In the last two weeks at the Metis Data Science Bootcamp we dived into NoSQL databases and natural language processing (week 7), unsupervised learning algorithms (week 7-8), dimensionality reduction, topic modeling and similarity (week 8), while working on an individual project: I choose to apply unsupervised learning techniques for clustering text data.
Firstly, I used the Pearson Kitchen Manager API for clustering almost 500 worldwide recipes basing on their ingredients. After applying several algorithms, I extracted the top keywords for some of the clusters and printed them in word clouds:
Secondly, I switched to the Yummly API for clustering ingredients on 17,000 Italian recipes from 1,000 blogs and kitchen websites. This time, the basic idea underneath ingredients clustering was to extract a bunch of not-too-rare and not-too-common ingredients, so I selected 71 ingredients with the help of a variance threshold. Then I built a relationship matrix between these ingredients using different scoring methods (jaccard similarity, joint probability score, etc).

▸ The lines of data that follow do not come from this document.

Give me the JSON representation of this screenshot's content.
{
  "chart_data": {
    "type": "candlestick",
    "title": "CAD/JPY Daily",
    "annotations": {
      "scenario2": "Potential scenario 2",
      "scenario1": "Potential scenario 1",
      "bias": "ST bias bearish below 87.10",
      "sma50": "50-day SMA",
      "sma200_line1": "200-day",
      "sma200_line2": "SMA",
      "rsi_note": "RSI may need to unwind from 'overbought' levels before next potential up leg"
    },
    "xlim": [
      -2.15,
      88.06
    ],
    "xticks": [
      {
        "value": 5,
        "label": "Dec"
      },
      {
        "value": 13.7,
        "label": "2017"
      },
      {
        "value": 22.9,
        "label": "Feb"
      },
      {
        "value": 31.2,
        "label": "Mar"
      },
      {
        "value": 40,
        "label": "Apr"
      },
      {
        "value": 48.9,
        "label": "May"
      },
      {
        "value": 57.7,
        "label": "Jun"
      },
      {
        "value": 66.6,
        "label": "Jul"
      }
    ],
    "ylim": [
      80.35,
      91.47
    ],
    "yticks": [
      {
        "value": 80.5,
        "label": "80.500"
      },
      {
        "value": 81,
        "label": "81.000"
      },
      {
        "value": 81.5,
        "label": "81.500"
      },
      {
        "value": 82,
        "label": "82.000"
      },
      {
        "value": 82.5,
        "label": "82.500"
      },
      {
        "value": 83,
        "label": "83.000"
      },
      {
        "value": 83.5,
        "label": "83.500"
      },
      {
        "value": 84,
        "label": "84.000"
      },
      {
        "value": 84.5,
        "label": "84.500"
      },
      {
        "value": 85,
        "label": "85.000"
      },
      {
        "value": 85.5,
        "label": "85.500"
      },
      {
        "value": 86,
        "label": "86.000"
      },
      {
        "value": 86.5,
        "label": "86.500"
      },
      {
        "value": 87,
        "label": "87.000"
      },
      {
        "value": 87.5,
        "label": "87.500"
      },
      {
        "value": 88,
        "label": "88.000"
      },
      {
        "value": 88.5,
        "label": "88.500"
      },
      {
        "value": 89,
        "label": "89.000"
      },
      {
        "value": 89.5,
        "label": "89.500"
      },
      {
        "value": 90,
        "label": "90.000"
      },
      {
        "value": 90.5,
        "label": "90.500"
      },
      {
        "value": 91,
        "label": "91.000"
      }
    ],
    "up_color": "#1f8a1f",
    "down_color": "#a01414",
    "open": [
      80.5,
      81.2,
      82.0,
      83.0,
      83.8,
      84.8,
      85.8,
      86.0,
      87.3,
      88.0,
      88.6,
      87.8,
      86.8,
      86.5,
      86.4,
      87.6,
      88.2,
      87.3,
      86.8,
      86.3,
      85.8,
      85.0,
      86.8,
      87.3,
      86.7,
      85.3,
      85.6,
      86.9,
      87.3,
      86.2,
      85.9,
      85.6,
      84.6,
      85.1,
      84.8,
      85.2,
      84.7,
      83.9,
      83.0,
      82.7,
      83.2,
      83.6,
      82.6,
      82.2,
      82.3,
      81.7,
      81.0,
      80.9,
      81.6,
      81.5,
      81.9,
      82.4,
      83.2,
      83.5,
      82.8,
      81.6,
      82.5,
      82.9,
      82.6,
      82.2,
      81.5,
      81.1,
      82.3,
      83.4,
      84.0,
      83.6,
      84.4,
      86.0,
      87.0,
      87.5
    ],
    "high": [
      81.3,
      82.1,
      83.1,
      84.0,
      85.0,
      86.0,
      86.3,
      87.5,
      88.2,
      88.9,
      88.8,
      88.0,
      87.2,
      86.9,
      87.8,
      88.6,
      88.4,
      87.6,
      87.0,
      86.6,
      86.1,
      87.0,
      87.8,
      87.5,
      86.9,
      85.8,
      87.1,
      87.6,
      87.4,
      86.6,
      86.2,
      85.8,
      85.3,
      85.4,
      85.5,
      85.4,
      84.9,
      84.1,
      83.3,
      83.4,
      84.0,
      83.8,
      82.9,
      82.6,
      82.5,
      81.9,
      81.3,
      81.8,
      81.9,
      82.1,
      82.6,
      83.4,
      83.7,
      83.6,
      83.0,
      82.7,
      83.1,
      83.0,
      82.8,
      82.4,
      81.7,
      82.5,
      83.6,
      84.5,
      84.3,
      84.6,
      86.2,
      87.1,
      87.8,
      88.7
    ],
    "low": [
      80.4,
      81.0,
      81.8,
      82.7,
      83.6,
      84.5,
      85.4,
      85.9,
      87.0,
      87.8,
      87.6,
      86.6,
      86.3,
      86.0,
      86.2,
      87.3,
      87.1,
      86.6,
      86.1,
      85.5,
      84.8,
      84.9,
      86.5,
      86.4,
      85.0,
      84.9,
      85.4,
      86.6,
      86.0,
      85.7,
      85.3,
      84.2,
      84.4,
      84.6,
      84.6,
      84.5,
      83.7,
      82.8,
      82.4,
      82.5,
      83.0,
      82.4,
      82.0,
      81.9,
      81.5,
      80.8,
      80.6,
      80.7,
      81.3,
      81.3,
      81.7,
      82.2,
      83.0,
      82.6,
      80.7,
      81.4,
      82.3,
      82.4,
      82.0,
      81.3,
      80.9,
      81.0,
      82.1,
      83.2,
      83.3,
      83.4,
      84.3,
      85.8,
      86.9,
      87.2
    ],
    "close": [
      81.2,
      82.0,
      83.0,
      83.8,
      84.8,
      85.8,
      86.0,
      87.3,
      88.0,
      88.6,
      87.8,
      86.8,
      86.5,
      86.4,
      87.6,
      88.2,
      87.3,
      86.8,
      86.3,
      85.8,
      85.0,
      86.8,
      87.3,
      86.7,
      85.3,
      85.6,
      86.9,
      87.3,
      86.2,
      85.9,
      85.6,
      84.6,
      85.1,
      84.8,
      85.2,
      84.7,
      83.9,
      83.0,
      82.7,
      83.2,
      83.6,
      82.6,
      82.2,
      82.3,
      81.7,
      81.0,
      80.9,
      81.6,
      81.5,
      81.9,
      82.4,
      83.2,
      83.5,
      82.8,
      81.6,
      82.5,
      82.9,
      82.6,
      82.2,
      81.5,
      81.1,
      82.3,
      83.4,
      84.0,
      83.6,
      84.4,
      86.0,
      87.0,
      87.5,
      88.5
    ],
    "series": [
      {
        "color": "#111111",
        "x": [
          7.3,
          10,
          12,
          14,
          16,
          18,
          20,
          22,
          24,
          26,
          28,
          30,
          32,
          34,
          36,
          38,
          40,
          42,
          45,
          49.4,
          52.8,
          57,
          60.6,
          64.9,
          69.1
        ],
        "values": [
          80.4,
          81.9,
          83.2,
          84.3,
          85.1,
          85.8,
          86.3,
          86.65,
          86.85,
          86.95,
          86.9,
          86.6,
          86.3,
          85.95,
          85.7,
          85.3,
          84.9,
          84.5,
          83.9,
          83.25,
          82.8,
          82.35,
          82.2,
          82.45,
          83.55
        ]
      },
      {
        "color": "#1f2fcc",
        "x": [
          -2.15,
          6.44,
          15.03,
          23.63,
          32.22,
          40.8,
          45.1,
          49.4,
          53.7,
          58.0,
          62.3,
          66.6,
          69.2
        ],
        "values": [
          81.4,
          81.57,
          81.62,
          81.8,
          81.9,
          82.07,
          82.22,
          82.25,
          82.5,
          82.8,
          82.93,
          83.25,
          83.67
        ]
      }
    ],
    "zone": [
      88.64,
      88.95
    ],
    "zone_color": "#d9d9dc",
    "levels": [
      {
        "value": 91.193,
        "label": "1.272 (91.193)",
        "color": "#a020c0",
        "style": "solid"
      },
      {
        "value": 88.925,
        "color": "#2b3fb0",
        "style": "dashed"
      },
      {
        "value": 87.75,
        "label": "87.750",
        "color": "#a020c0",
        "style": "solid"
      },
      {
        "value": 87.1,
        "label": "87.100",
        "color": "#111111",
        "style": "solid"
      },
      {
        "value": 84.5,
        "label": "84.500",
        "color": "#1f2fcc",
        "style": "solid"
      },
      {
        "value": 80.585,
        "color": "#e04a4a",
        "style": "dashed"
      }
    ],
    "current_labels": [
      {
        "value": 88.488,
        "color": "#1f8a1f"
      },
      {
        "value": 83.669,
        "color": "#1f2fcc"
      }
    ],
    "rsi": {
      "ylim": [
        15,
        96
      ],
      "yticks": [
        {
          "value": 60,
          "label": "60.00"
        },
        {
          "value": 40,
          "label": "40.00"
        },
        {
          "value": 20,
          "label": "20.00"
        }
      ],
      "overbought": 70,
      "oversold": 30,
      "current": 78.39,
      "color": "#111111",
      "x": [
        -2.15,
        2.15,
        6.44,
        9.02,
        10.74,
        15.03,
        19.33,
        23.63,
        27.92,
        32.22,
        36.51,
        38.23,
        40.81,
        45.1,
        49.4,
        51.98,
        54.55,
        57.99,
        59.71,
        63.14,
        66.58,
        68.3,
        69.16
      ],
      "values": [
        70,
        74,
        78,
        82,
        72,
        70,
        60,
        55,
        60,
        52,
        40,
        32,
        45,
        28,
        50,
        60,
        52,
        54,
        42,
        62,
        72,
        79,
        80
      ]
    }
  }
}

After trying some combinations of clustering algorithms and input matrices, I put one of the results in this d3 visualization:
As we should expect, items like (yeast, flour, milk) or (mozzarella, tomato sauce, pizza doughs) are grouped together, and the clusters themselves can help while compiling a shopping list.
At the end, I learned that tuning a clustering algorithm is more an art than a science: you need to explore not conventional approaches and combine different techniques basing on your intuition and the specific question you are trying to answer.